Ernst Ludwig Kirchner
charcoal and blue chalk on paper
34,2 x 48,1 cm (13 1/2 x 19 7/8 in.)
verso with estate stamp and no. 'Fs Da/Bc 45'
Already in Dresden the young artists of the „Brücke“ (Bridge) group were fascinated by dance – and by dancers. The artists honed the skills required to depict moving bodies in the „quarter-hour-nudes“, initiated by Kirchner. They learned to capture a pose in quick pencil strokes. In 1926 Ernst Ludwig Kirchner travelled to Dresden, where he was working with the young art historian Will Grohmann on a monography. Grohmann introduced the artist to Mary Wigman, the most famous proponent – and creator - of free dance. He was permitted to watch rehearsals and to draw. One of the performances they rehearsed was „Totentanz“ (Dance of Death) to the music of Will Goetze.
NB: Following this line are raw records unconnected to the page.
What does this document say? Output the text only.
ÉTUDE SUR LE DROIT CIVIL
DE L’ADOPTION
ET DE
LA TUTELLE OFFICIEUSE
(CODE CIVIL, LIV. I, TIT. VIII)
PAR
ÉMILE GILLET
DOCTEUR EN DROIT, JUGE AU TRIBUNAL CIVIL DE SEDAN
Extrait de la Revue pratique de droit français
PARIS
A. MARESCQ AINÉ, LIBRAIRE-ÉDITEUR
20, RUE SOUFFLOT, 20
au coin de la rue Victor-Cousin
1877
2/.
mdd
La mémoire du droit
Wigman noted in her journal: “Since the annexe of my school had not been finished in time, the city of Dresden had granted me the use of a large hall in the old residence, the former royal palace, for the rehearsals of our new group program. We met there every morning. The painter Ernst Ludwig Kirchner also came there every day, drawing or painting in watercolour, as a silent partner in the background. During work we hardly spoke to each other. But his presence was always noticeable and always inspiring“. Kirchner created a large number of drawings, among them "Dancing Group of the Mary Wigman School in Dresden", and prints, and the painting „Totentanz der Mary Wigman“ (Mary Wigman’s Dance of Death).